- Born: 6 January 1960
- Died: 14 April 2024 (aged 64)
- Citizenship: Uganda
- Education: Makerere University University of Ibadan IHE Delft Institute for Water Education
- Years active: 1989-2024
- Successor: Akankwasah Barirega

= Tom Okurut =

Former executive director National Environment Management Authority

Tom Okia Okurut (6 January 1960 – 14 April 2024) was a Ugandan climate change activist, conservationist, environmentalist, author, and policy maker. He was the former executive director National Environment Management Authority for 10 years since 2011 to 2021, and former executive director Climate Change Action East Africa.

== Background and Education ==
Okurut attended Akadot Primary School from 1967 to 1973, Gulu High School between 1974 and 1977, Teso College Aloet from 1978 up to 1979. Okurut joined Makerere University in 1980 and graduated with a bachelor's degree of science majoring in chemistry in 1983. He obtained a post graduate diploma in renewable engineering from Eni-Sogesta Institute Urbino in Italy. Between 1987 up to 1988, he pursued his Master of Science at University of Ibadan in Nigeria, and he also attended IHE Delft Institute for Water Education in Netherlands where he did his PhD in Environmental Science and Technology from 1995 to 2000.

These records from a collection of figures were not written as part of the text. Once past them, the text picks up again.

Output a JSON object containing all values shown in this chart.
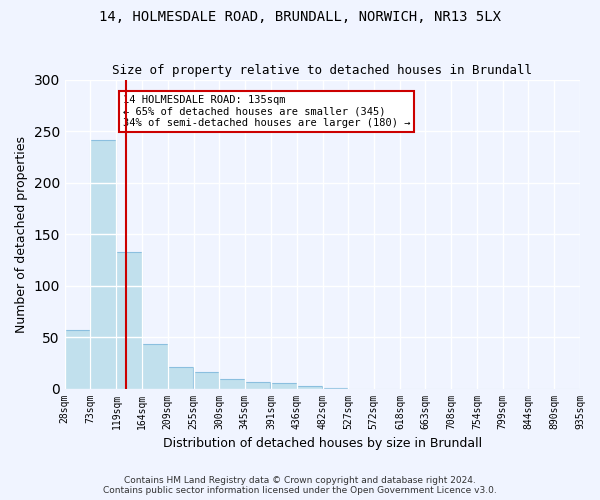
{
  "title_line1": "14, HOLMESDALE ROAD, BRUNDALL, NORWICH, NR13 5LX",
  "title_line2": "Size of property relative to detached houses in Brundall",
  "xlabel": "Distribution of detached houses by size in Brundall",
  "ylabel": "Number of detached properties",
  "footer_line1": "Contains HM Land Registry data © Crown copyright and database right 2024.",
  "footer_line2": "Contains public sector information licensed under the Open Government Licence v3.0.",
  "bin_labels": [
    "28sqm",
    "73sqm",
    "119sqm",
    "164sqm",
    "209sqm",
    "255sqm",
    "300sqm",
    "345sqm",
    "391sqm",
    "436sqm",
    "482sqm",
    "527sqm",
    "572sqm",
    "618sqm",
    "663sqm",
    "708sqm",
    "754sqm",
    "799sqm",
    "844sqm",
    "890sqm",
    "935sqm"
  ],
  "bar_values": [
    57,
    241,
    133,
    43,
    21,
    16,
    9,
    6,
    5,
    2,
    1,
    0,
    0,
    0,
    0,
    0,
    0,
    0,
    0,
    0
  ],
  "bar_color": "#add8e6",
  "bar_edge_color": "#6baed6",
  "bar_alpha": 0.7,
  "vline_x": 135,
  "vline_color": "#cc0000",
  "annotation_text": "14 HOLMESDALE ROAD: 135sqm\n← 65% of detached houses are smaller (345)\n34% of semi-detached houses are larger (180) →",
  "annotation_box_color": "#cc0000",
  "ylim": [
    0,
    300
  ],
  "yticks": [
    0,
    50,
    100,
    150,
    200,
    250,
    300
  ],
  "property_size": 135,
  "bin_edges": [
    28,
    73,
    119,
    164,
    209,
    255,
    300,
    345,
    391,
    436,
    482,
    527,
    572,
    618,
    663,
    708,
    754,
    799,
    844,
    890,
    935
  ],
  "background_color": "#f0f4ff",
  "plot_background": "#f0f4ff"
}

Okurut died on 14 April 2024 at Platinum Hospital in Nakasero, Kampala due to head clot that had reached his brain which prompted a head surgery. He died in the Intensive Care Unit due to alleged lack of oxygen circulation in the brain after the head surgery. He was buried on 20 April 2024 in Akadot village, Mukongoro subcounty in Kumi district.

== Personal life ==
Okurut was married to Ademun Anna Rose Okurut who serves as the Commissioner of Animal Health at the Ministry of Agriculture, Animal Industry and Fisheries. They had 3 children.

== Career ==
Okurut started his career as an assistant lecturer in the chemistry department at Makerere University from 1989 to 1994 after his first degree. He joined National Water and Sewage Corporation in 2000 as a Water quality officer up to 2001 in the quality, training, research and development department and he was the executive secretary for the lake Victoria Basin Commission in Kisumu, Kenya from 2006 to 2011 and he was promoted to program officer at the Lake Victoria development program, East African Community secretariat which is based in Arusha, Tanzania.

Okurut was appointed the executive director of NEMA in 2011 up to 1 September 2021 when he was succeeded by Akankwasah Barirega after serving two regimes. While at NEMA, it is alleged that he contributed to the entity success story where the entity managed to earn 500% budget increment and 100% in 5-years, lowered the pollution rate to 50% as a result of engineering innovative compliance assistant strategy, he called for the development of national guidelines and standards for workplace air quality and drafted the financial law for single plastic usage.

Okurut was the executive director of Climate Change Action for East Africa from 2021 till his death on 14 April 2024.

Okurut served as the chairperson on the Appointment Board and Council member of Makerere University Business School.

== Honor ==
In honor of Okurut's work, Anita Among requested the member of parliament to plant a minimum of five trees.

== Awards ==
Okurut was the receiver of the UNESCO - IHE Alumni award 2014 which is given to alumni of IHE Delft who have contributed exceptionally to the water management and his service as a role model to fellow water professionals.